古代中国では大豆のことを「(しゅく)」とか「戎菽(チュウシュク)」と呼ばれていたとの記録が残っていますが、我が国の先祖である縄文人達がこのような呼び方をしていたとは考えられません。そもそも「豆」という文字は古代中国では食べ物を盛る高坏のことを指していました。「豆」という字の形が高坏の器の形に見えることからも容易に想像することが出来ます。これらの高坏は神様へのお供え物を盛り付ける器として、あるいは高貴な人の食事を盛る器として使われていたもので、東京ではお茶の水駅の近くにある湯島聖堂の孔子廟に供えられている高坏を見ることが出来ます。このことからも「豆」の字は中国で生まれた可能性が高いと思われます。神様にお供えする食べ物を乗せる器に対して「豆」と称していたのが、いつの間にか器に盛る食べ物を指すようになり、さらに食べ物の中でも恐らく一番多くお供えされていたと思われる「マメ」に対して、それまでは「叔(しゅく)」などと呼ばれていたのを「豆」という文字を書いて呼ぶようになったものと想像されます。その中でも目の前にある大小2つの豆に対して自然に「大豆」「小豆」と民衆が呼び分けたのではないかと想像されます。いずれかの時代になってそれらの呼び方が周辺国に伝わっていき、我が国でも「大豆」、「小豆」と呼ばれるようになったのではないかと想像されます。

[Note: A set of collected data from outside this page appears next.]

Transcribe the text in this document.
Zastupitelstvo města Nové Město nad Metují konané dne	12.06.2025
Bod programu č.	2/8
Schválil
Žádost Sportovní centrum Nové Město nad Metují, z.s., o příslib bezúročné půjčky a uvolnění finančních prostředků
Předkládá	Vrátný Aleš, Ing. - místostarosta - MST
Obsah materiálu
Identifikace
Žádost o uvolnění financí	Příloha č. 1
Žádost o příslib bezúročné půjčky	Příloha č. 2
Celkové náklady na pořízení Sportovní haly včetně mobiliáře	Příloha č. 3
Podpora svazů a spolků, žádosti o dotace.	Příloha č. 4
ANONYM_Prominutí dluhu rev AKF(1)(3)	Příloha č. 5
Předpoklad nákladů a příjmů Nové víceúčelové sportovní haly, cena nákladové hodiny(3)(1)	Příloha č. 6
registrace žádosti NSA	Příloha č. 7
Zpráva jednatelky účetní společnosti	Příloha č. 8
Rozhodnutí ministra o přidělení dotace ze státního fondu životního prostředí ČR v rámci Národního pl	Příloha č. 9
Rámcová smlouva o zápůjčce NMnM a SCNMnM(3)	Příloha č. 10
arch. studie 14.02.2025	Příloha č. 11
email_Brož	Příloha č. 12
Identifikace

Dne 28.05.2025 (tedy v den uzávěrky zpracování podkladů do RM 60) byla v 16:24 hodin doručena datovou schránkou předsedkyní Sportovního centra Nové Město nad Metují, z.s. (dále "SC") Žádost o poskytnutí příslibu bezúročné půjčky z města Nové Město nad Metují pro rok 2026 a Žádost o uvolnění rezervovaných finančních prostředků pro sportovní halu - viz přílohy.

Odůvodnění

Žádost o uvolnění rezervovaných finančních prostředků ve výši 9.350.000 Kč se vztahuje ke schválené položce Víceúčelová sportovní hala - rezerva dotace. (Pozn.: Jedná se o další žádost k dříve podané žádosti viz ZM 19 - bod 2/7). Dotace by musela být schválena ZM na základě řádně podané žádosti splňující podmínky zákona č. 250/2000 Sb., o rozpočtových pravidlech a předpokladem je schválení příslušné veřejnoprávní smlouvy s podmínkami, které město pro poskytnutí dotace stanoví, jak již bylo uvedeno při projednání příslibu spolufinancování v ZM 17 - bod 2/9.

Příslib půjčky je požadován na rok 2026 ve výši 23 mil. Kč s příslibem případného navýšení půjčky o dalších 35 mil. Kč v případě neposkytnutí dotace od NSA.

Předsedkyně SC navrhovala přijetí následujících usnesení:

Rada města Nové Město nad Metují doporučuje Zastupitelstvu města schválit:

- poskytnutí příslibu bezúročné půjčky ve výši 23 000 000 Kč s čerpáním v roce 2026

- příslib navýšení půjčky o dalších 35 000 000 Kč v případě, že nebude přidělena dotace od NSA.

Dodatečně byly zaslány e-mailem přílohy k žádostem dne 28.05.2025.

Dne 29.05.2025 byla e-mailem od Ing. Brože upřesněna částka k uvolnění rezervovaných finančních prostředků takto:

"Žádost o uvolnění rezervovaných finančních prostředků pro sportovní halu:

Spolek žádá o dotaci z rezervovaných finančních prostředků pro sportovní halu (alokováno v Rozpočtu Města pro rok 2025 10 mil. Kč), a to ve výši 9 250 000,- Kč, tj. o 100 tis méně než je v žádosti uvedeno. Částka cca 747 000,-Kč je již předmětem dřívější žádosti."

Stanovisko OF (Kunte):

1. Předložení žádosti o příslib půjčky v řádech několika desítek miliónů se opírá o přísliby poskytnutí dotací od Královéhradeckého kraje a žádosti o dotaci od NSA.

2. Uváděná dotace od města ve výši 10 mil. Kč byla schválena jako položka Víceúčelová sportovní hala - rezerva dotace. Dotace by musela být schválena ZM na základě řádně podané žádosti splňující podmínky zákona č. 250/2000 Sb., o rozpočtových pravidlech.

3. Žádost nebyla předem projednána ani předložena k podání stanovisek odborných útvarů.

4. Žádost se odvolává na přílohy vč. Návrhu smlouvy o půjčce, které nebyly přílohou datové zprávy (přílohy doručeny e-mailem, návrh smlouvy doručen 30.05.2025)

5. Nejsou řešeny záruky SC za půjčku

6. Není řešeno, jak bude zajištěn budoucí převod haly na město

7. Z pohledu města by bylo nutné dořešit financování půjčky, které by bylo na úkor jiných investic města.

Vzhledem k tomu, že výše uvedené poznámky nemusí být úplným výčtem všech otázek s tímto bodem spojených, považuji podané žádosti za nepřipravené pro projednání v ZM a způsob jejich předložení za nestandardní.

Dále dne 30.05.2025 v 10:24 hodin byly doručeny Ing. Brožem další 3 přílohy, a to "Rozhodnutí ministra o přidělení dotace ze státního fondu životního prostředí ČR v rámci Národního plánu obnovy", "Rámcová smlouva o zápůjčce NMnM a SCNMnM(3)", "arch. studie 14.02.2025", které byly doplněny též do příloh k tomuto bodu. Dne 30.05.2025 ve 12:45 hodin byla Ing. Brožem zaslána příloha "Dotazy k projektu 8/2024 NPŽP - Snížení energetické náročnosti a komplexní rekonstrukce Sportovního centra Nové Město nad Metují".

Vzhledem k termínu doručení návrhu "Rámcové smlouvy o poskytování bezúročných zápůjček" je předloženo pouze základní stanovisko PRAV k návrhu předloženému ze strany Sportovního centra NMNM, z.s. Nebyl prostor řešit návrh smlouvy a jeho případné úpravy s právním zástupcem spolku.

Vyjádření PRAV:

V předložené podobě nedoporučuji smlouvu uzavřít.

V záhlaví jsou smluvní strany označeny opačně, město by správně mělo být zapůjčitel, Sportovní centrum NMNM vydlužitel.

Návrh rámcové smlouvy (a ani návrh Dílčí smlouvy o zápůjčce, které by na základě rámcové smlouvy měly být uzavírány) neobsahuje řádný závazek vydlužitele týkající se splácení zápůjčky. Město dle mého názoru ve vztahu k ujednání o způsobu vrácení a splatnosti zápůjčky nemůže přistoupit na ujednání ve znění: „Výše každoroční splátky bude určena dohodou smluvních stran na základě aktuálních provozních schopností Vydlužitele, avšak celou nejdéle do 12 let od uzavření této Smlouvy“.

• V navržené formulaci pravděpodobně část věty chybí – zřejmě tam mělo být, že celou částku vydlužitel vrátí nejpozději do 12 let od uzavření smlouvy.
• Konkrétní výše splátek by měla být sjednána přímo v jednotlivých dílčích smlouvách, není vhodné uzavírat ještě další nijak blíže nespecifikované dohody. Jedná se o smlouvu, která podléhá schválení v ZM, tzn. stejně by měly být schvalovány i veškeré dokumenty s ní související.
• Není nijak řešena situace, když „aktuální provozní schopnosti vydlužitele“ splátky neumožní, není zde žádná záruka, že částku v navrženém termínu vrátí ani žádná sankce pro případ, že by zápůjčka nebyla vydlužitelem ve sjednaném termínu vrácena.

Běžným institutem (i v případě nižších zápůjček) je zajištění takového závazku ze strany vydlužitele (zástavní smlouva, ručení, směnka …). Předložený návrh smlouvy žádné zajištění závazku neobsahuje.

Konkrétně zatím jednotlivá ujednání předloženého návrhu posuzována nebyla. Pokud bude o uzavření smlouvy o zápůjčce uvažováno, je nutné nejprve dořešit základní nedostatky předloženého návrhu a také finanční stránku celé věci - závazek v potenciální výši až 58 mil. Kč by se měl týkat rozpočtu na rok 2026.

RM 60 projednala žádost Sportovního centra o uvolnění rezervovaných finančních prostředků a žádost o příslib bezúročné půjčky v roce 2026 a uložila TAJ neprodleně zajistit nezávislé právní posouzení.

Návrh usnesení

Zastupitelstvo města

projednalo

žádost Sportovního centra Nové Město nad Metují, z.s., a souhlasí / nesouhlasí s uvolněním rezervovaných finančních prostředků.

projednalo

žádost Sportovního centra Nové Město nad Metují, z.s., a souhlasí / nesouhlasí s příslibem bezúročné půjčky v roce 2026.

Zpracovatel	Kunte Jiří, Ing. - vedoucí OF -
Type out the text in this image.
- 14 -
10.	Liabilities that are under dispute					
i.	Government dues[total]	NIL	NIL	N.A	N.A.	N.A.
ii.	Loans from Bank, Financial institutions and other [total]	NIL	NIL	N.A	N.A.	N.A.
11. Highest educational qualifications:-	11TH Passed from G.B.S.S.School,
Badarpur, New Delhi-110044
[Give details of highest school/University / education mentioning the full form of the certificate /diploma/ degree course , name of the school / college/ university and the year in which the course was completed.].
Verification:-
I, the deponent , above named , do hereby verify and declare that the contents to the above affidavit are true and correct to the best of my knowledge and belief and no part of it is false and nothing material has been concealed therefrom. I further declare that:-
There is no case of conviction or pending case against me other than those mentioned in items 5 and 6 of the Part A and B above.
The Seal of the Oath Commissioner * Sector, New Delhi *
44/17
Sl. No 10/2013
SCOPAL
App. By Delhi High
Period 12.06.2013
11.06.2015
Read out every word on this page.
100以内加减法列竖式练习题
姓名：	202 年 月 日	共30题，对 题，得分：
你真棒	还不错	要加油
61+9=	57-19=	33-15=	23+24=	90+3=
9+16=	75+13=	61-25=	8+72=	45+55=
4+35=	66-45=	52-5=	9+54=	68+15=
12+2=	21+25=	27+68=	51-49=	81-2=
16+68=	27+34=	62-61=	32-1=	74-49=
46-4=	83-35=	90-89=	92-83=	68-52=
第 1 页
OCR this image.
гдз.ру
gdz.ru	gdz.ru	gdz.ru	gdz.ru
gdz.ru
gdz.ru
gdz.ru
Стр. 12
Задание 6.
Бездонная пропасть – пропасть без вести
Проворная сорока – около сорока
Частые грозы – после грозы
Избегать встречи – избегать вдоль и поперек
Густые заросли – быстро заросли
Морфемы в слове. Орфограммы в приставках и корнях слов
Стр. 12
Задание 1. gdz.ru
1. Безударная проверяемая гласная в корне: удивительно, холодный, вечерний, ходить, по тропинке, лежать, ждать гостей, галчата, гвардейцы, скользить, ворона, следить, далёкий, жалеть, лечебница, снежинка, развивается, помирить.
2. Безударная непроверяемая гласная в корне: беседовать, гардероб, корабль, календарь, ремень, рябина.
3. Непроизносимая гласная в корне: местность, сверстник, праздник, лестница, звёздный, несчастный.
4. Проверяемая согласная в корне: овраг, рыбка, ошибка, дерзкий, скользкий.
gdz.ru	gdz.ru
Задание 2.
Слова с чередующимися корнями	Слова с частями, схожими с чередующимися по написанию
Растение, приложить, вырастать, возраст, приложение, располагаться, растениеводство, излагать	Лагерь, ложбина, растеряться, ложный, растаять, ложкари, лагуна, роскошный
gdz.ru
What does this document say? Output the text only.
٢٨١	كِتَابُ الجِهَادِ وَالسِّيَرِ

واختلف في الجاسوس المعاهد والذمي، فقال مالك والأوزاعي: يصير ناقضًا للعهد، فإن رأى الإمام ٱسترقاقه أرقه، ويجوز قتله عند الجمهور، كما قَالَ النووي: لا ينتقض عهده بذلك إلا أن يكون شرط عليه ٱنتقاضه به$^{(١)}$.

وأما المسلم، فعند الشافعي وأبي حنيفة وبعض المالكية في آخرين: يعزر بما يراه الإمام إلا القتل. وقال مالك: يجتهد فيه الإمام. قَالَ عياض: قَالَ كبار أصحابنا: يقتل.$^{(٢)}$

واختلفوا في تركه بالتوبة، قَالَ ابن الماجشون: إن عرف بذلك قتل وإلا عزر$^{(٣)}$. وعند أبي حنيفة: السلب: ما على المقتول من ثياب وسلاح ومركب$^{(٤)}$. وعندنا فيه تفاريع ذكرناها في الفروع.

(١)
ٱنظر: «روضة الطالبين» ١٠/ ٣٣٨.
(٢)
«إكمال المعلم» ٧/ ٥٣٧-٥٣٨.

最初の「大豆」の記述については定かではなく今後の研究に待たれますが、中国をはじめとする東アジアではどの国も同じ「大豆」の文字を使うようになっていることから、最初は中国で使われた言葉が周辺の国に伝わっていったものと考えられます。

現在私たちの身の回りには大豆よりも大きな豆はいくつも見られます。例えばソラマメや甘納豆に使われる「べにばないんげん」、和菓子に使われる「いんげん豆」、その他「花豆」、「大福豆」、「金時豆」なども大豆よりも大きな豆です。でもダイズだけが今も「大きな豆」と表記されているのです。現在の大豆は煮豆などに用いる大粒大豆から小粒納豆に使われる極小粒大豆まで大きさの種類も多く、大豆には大きい豆というイメージはすでに消えていますが「大豆」の呼び方だけが愛着と共に残っているのです。